Diperjalanan ia bercerita. Saat masih bekerja di daerah Sukoharjo, ia terburu – buru ketika akan berangkat bekerja. Nah, untuk mensiasati agar tepat waktu sampai di tempatnya bekerja, lagi – lagi ia menggunakan googlemap untuk mencari jalan tikus. Jalur jalan setapak menjadi pilihanya. Maksudnya agar lebih cepat sampai. Sialnya ia justru diantarkan pada jalan persawahan yang becek. Makin dikejar makin berlumpur. Makin diteruskan makin belepotan. Sepatu yang ia kenakan sudah penuh dengan lumpur. Akhirnya ia turun dan menuntun motornya. Apakah dia kapok? Tidak.
Justru dari pengalaman buruk itulah ia jadikan pelajaran. Jangan terlalu lempeng mengikuti arahan googlemap, padukan dengan logikamu saat memilih rute atau jalan.
Balik lagi dengan perjalanan mudik terakhir saya, benar saja, setelah mengimani ideologi googlemap yang doi pegang teguh itu, kami melewati hamparan sawah yang panjangnya sepanjang kasih sayang ibu. Perkampungan penduduk yang dengan jalan sempit dan jalan padas berbatu. Belum ada setengah jam kami juga harus menyebrangi sungai dengan jembatan gantung yang kalau dilewati suaranya “ gledek, gledek, gledek mribeni kuping”. Lolos dari jembatan gantung kami menemukan jalan yang alhamdulilah aspalnya mulus semulus kulit semangka.
Tidak cukup disitu, selain udara sejuk yang telah kami dapat, kami juga bisa mendapati bau aroma khas pakan dan kotoran ayam yang tertiup angin. Parahnya setelah saya ngomel panjang lebar sambil mukul – mukul punggungnya dari belakang. Masak iya dia bilang “ ini itu bukan aroma tai ayam, tapi brownis bakar”. Tanpa rasa dosa dia bisa – bisanya bilang seperti itu. Ini pencemaran oi, pencemaran udara. Benar – benar bonus yang tak pernah saya dapati jika lewat jalan umum biasanya.

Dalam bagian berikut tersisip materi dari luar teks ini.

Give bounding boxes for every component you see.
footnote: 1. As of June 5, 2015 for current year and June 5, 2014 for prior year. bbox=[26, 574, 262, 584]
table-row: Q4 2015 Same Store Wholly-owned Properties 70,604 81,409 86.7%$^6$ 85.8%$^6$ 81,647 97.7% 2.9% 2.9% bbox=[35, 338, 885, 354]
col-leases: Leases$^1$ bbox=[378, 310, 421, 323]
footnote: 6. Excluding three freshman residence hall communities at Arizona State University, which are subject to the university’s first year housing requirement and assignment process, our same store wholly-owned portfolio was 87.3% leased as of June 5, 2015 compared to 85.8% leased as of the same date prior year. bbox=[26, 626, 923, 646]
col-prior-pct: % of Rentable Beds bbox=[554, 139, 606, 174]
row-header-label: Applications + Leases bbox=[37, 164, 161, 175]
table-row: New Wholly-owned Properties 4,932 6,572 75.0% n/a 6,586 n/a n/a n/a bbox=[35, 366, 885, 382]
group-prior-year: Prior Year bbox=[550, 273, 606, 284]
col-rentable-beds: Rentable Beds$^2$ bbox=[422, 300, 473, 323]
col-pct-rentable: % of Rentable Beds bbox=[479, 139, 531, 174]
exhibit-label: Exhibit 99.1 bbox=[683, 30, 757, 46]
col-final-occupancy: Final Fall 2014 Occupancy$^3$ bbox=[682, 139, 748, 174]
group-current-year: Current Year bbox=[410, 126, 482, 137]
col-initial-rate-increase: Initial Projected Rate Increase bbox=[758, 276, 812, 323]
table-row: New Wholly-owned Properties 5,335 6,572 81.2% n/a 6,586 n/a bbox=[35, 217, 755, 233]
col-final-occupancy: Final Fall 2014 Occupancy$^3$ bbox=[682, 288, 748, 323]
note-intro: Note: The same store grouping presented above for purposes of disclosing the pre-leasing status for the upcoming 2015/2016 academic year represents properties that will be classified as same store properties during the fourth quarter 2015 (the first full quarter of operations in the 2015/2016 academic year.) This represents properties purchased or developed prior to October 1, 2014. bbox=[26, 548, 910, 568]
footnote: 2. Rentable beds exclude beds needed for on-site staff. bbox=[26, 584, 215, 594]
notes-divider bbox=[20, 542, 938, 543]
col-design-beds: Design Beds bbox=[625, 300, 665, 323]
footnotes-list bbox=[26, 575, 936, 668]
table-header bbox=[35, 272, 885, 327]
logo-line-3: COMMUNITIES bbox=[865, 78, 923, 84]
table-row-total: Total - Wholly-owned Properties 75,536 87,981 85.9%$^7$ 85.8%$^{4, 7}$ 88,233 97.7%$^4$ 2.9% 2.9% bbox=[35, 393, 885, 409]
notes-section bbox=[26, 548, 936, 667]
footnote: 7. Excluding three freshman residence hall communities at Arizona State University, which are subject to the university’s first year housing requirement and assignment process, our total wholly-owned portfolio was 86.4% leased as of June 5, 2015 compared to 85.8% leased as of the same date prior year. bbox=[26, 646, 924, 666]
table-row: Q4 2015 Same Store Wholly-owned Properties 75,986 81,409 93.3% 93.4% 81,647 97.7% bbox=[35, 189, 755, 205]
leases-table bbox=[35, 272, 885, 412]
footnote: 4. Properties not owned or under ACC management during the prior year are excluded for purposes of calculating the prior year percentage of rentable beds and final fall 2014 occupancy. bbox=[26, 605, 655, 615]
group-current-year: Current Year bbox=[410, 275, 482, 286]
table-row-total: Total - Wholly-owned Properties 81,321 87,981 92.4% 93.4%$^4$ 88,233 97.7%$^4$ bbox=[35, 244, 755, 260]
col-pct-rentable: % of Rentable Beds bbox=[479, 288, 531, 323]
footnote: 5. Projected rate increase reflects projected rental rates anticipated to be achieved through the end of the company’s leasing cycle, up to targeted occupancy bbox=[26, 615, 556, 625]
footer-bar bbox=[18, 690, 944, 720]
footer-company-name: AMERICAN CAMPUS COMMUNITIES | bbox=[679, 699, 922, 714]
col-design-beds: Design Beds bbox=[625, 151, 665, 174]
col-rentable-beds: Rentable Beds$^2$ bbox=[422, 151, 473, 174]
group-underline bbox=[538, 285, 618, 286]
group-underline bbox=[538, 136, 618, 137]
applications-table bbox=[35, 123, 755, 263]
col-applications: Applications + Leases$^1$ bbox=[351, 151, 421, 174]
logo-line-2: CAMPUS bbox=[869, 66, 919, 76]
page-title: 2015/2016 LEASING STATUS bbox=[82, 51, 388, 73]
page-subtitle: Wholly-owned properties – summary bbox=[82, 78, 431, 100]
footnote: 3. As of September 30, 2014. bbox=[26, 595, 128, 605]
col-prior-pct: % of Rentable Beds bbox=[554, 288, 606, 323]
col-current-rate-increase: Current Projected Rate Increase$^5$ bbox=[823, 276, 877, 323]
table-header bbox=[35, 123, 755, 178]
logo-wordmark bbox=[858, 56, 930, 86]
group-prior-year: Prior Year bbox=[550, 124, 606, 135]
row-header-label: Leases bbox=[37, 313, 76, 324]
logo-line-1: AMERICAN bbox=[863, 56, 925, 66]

Perjalanan masih panjang jendral. Tapi jalan tembusan ke kota tak kunjung nampak. Kami justru terlilit dalam gang – gang kecil rumah penduduk. Jangan bayangkan jalan ini seperti kompleks cluster milik kalian yang tiap rumahnya tertutup rapat. Ini tu bener – bener jalan sempit depan rumah warga. Tak jarang ban motor kami melewati depan teras warga saat berpapasan dengan kendaraan lain. Yungalaaah. Ngapunten nggih pak bu. Untunglah yang punya rumah tak marah – marah. Sebagai imbalannya saya harus menyapa mereka dengan menundukkan kepala berkali – kali dengan menebar senyum pepsodent. “ monggo pak... monggo buk... nderek langkung nggih mbah, pak dhe, budhe. dll
Bener juga. Selepas kita keluar jalan desa. Perjalanan kami tampak begitu cepat sekali. Eh lho kok tiba – tiba sudah sampai grobogan, bentar lagi sragen, lalu solo. Wah cepet ya. Muah muah muah. Ciuman gombal hadiah buat doi.
Jadi buat kalian jangan suudzon dulu kalau ada seseorang yang menyodorkan petunjuk gugelmep saat melakukan perjalanan. Mengimani logikanya itu nggak buruk – buruk amat kok. Acapkali kamu akan dibuat emjing dan terheran – heran dengan kecepatan waktu yang diakselerasi 3 kali lipat.